Shane observed carefully: subtle tics, like Jack touching his left ear, revealed errors in manifests. He noticed the tipping habits of sailors: British men valued straightforwardness, Italians required a polite flourish.
By the twelfth day, Shane could coordinate an entire freighter's unloading without guidance. Jack, silently watching, patted him on the shoulder and handed him a half-pint of cheap whiskey.
"Keep it hidden. Don't let the foreman smell it," Jack muttered.
A fellow Irishman, Tom Duke, arrived soon after, greeting Shane with a grin and thick Cork accent. Together, the three men shared whiskey, laughed at crude jokes, and savored the rare warmth of companionship after long, exhausting days.
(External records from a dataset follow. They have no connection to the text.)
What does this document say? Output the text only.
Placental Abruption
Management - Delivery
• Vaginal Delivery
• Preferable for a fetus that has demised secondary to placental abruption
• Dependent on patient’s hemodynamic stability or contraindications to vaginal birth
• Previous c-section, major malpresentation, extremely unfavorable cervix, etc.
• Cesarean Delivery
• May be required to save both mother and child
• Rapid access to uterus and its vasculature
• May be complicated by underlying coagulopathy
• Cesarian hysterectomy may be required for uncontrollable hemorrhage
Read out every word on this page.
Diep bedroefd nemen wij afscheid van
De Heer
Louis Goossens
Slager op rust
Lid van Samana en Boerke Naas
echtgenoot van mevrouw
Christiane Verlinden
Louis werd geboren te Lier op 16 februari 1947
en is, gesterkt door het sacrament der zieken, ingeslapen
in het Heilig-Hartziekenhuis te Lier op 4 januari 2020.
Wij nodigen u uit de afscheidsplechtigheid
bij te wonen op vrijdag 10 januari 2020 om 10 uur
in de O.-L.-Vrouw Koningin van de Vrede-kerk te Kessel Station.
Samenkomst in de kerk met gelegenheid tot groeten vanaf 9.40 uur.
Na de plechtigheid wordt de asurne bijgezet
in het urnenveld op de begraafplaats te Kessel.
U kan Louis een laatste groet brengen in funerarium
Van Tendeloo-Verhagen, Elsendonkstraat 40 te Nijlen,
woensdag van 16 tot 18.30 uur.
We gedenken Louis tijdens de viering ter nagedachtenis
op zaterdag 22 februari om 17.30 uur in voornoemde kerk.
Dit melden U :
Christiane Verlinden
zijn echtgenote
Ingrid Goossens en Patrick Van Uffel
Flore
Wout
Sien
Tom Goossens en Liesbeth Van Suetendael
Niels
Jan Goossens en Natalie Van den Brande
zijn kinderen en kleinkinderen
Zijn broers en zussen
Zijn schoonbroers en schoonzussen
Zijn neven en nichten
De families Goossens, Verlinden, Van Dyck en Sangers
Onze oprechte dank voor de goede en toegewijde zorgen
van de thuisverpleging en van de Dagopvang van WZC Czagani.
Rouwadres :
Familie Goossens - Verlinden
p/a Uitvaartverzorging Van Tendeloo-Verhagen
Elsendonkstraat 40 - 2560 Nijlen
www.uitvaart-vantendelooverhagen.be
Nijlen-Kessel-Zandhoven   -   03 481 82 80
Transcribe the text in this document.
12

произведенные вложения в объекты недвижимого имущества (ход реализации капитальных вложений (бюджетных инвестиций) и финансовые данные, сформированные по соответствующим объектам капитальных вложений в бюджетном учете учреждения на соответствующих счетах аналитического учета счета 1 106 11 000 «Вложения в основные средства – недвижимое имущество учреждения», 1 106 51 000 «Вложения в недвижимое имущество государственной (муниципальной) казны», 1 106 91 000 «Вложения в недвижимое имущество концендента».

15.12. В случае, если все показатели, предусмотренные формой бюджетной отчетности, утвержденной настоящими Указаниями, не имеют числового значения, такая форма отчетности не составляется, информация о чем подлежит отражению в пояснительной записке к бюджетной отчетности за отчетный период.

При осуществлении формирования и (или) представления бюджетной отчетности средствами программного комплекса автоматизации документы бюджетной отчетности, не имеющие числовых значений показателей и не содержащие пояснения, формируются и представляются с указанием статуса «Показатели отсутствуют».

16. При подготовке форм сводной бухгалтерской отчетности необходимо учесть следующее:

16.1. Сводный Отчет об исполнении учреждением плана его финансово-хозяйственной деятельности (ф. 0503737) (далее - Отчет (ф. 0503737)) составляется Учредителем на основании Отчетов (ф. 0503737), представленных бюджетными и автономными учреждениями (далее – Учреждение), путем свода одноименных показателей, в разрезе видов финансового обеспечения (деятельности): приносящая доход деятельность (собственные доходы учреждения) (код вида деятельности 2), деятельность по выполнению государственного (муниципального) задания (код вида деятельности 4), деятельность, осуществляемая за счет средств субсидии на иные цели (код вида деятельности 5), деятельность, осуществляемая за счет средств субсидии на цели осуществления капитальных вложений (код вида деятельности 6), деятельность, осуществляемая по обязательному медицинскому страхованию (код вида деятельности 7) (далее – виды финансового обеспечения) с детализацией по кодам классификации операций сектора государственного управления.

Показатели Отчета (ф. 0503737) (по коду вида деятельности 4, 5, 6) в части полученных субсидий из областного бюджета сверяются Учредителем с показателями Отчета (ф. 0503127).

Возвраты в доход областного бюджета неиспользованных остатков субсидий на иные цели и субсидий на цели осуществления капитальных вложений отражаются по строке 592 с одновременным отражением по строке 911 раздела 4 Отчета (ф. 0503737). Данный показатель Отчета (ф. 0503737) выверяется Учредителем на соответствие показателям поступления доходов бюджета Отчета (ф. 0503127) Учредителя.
The sun set into the Hudson River, staining the wooden planks deep brown. Shane and Tom often climbed the old steam gantry crane at night, cigarettes glowing like tiny beacons.
"By the Liffey in Dublin," Shane said, taking a drag, "the smell of baked bread should be drifting right now."
Tom chuckled. "Aye, the shepherds of Cork are herding their sheep home as we speak."
The crane trembled with the rhythm of the tide. Shoulder to shoulder, they watched the harbor below, the glow of cigarette tips flickering like lighthouses in the darkness. In this steel-and-concrete jungle, simple moments like these—friendship, survival, and quiet reflection—were worth more than any Manhattan fortune.